In het licht dat geschapen is, wordt de heersende ordeloosheid of vormeloosheid gezien. In de ordeloze watermassa van Gn 1:2 gaat God door middel van een scheiding orde aanbrengen. Hij spreekt voor de tweede keer Zijn bevelend “laat er”. Op Zijn bevel ontstaat de dampkring met de constatering “en het was zo”. Hierdoor bevindt zich water onder het gewelf en water boven het gewelf. Het valt op dat hier niet bij staat: ‘En God zag dat het goed was.’ Bij de andere dagen staat dat er wel bij. Wel staat er aan het einde van alle scheppingsdagen, dus inclusief deze tweede dag: “En God zag al wat Hij gemaakt had, en zie, het was zeer goed” (Gn 1:31a).

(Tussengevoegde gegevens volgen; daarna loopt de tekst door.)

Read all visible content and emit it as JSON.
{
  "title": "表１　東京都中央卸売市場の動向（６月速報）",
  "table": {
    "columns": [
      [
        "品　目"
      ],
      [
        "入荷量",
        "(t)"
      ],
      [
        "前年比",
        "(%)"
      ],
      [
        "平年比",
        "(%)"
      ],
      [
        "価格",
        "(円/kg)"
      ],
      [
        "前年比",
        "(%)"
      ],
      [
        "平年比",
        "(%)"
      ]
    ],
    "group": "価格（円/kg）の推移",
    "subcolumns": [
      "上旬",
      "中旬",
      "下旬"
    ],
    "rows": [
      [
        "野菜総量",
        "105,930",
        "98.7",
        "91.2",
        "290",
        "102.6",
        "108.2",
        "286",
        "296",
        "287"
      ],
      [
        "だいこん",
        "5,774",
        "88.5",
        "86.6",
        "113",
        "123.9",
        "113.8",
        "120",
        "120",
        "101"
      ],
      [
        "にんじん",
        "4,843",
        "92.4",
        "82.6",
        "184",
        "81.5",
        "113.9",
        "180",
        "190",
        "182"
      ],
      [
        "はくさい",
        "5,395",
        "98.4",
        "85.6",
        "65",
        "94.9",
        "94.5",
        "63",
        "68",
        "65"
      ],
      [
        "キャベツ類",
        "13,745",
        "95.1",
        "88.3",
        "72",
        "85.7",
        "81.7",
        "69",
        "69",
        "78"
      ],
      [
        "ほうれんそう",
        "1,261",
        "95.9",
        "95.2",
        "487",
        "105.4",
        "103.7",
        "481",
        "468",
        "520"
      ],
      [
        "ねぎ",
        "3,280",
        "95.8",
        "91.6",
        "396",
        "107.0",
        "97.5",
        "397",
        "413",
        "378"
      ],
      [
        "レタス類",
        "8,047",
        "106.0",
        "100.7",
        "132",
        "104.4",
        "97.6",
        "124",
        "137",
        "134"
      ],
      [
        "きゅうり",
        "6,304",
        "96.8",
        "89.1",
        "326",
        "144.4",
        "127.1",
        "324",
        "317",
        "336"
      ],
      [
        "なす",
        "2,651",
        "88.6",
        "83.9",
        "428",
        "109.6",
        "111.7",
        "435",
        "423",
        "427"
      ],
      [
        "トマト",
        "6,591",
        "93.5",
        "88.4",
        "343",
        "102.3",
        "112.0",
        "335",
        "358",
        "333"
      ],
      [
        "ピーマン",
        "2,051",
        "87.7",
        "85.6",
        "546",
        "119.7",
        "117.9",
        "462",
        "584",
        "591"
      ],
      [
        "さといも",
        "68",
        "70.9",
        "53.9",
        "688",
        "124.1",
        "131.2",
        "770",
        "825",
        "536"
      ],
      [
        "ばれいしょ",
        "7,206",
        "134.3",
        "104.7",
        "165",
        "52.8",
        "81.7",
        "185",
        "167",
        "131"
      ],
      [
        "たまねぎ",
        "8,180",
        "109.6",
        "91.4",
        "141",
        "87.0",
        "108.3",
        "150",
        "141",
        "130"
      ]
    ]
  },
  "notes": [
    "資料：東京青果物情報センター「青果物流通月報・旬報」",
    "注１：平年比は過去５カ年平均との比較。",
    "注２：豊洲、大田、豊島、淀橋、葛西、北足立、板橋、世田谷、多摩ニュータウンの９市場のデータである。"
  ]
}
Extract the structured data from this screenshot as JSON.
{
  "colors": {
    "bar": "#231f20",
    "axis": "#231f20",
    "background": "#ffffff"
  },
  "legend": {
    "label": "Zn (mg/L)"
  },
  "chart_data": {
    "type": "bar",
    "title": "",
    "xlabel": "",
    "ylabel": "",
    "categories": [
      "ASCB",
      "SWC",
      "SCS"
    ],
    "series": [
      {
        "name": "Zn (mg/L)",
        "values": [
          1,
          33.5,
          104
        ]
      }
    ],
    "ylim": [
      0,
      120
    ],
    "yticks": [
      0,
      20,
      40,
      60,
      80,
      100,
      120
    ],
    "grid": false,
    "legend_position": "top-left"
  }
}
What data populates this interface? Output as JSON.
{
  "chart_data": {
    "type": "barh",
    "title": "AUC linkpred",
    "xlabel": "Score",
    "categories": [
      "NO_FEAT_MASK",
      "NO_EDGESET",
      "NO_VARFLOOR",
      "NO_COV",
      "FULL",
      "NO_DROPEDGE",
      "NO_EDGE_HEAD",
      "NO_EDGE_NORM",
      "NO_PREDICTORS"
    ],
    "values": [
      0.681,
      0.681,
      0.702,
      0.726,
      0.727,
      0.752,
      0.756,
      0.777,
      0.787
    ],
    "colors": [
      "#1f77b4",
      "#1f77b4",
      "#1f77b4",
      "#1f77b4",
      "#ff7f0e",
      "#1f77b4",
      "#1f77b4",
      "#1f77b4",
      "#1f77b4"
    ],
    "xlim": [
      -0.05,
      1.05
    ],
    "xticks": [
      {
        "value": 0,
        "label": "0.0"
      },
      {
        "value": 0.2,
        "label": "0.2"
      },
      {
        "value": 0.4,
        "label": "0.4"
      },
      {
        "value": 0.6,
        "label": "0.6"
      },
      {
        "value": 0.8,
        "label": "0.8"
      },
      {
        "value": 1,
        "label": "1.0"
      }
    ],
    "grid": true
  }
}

Deze tweede dag heeft ook zijn betekenis in de geestelijke ontwikkeling van iemand die bekeerd is. Bij zijn bekering krijgt iemand een nieuwe natuur. Hij heeft vanaf dat moment een oude en een nieuwe natuur. Die oude natuur raakt iemand pas kwijt bij de komst van de Heer of bij zijn sterven.

Door onderwijs uit de Bijbel, vooral door de brief aan de Romeinen, leert de bekeerde mens te leven naar zijn nieuwe natuur. Hij leert daar ook wat God met de oude natuur heeft gedaan. Hij leert daardoor dat er een scheiding tussen die twee naturen bestaat. In de praktijk van het geloofsleven kan dit leerproces heel wat conflicten geven (Rm 7:15-19; 24). Maar het is niet Gods uiteindelijk doel met het leven van de gelovige dat hij blijft worstelen en tobben met de oude natuur. Dat blijkt uit de volgende dagen.